Fixing/hiding Path Based Vulnerabilities in WordPress

2.3k views Asked by At

I have a WordPress site that I manage. I recently received a Qualys vulnerability security scan (non-authenticated scan) that has a large number of "Path Based Vulnerability" findings. Almost all of the paths listed follow this format:

https://www.example.com/search/SomeString

https://www.example.com/search/1/feed/rss2

Some examples include:

https://www.example.com/search/errors

https://www.example.com/search/admin https://www.example.com/search/bin

When I go to these URL's, I get an appropriate search page response stating, for example, "Search for Admin produced no results".

But, if I go to https://www.example.com/search/ without a string parameter, I get a 404 error (custom error page) stating the page could not be found. All this works like I would expect it to. No sensitive data/pages are being shown.

An example of the Qualys finding is:

150004 Path-Based Vulnerability URL: https://www.example.com/search/1/feed/rss2/ Finding # 8346060(130736429) Severity Confirmed Vulnerability - Level 2 Unique # redacted Group Path Disclosure Detection Date 22 Mar 2021 18:16 GMT-0400 CWE CWE-22 OWASP A5 Broken Access Control WASC WASC-15 APPLICATION MISCONFIGURATION WASC-16 DIRECTORY INDEXING WASC-17 IMPROPER FILESYSTEM PERMISSIONS CVSS V3 Base 5.3 CVSS V3 Temporal5 CVSS V3 Attack VectorNetwork

Details Threat A potentially sensitive file, directory, or directory listing was discovered on the Web server.

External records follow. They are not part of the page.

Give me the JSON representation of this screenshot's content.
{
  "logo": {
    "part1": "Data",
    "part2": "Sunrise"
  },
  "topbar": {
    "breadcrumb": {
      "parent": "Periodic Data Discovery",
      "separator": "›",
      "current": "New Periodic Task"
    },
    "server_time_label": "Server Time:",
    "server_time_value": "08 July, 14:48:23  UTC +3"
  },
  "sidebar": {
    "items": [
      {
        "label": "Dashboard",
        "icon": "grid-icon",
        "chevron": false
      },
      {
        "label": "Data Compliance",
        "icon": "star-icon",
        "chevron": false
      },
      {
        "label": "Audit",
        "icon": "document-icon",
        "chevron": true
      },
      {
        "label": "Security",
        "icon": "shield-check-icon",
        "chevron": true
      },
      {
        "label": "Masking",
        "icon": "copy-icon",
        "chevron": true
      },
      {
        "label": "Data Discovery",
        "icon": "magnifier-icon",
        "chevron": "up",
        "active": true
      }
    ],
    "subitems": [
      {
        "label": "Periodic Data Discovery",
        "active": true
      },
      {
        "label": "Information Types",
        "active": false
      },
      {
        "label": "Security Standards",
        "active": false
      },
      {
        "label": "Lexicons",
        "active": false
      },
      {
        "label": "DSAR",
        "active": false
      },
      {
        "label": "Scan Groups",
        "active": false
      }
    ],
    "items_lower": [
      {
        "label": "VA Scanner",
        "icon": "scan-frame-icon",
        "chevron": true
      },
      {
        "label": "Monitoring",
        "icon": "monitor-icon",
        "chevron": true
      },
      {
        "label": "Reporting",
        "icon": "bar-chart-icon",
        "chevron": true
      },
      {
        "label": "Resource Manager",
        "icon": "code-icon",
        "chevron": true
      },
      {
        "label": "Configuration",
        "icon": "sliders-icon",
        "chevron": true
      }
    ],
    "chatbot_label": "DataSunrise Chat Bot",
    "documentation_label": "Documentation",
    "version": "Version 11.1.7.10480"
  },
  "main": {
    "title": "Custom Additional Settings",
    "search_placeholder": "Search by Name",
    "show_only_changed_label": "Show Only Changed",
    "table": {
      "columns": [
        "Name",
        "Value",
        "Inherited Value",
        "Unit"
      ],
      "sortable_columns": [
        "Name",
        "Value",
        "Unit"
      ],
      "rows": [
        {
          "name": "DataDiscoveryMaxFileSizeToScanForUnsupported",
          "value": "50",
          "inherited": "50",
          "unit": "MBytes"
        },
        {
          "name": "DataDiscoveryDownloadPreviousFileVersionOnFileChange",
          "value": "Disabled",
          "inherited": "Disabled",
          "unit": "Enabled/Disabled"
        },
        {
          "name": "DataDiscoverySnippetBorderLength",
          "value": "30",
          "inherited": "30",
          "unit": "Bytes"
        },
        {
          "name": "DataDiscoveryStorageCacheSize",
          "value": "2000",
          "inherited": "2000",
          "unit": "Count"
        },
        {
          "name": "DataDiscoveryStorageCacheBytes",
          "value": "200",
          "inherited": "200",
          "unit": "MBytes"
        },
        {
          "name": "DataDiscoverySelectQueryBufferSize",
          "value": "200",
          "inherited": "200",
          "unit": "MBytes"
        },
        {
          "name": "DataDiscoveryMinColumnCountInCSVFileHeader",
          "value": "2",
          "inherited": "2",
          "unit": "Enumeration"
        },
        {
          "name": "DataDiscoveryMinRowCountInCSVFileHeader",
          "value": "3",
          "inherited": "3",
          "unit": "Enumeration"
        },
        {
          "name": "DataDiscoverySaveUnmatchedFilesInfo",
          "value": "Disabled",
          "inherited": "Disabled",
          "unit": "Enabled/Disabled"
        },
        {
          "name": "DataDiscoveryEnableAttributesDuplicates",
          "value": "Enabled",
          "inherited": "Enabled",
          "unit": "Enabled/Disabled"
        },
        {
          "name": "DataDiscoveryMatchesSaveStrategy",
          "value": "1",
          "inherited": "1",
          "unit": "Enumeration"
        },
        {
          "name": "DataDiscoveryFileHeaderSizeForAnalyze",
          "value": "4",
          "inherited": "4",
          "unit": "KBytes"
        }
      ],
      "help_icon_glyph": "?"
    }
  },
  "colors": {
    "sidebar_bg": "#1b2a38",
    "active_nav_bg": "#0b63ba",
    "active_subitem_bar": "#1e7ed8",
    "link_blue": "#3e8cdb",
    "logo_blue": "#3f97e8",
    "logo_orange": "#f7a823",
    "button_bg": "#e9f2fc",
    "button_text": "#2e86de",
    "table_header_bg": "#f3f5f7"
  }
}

Impact The contents of this file or directory may disclose sensitive information.

Solution Verify that access to this file or directory is permitted. If necessary, remove it or apply access controls to it.

Detection Information Parameter No param has been required for detecting the information. Authentication In order to detect this vulnerability, no authentication has been required. Access Path Here is the path followed by the scanner to reach the exploitable URL: https://www.example.com https://www.example.com/?s=1

Payloads

#1
#1 Request
GET https://www.example.com/search/tools/
Referer: https://www.example.com
Cookie: [removed in case its sensitive];
caosLocalGa= [removed in case its sensitive];
Host: https://www.example.com
User-Agent: Mozilla/5.0 (Macintosh; Intel Mac OS X 10_14_5) AppleWebKit/605.1.15 (KHTML, like Gecko) Version/12.1.1

Safari/605.1.15 Accept: /

Based on the findings, this seems to be a false positive. But, my CIO insists that I prove it as such. First, is there any documentations on this that might be helpful? Second, does anyone know of any updates to WP that could hide/remove these findings?

1

There are 1 answers

0
user2891127 On

(I'd comment, but my rep isn't high enough.)

I can partially answer this, as I fighting the same battle right now with a different web app. If you run the request in a browser with the developer tools on, I'll bet you'll see the response code from the server is 200 even though it is actually doing a redirect.

The scanner sees the response code is OK and based on that, the request succeeded as is when it really didn't. You have to give it a different response code when doing a "silent" redirect.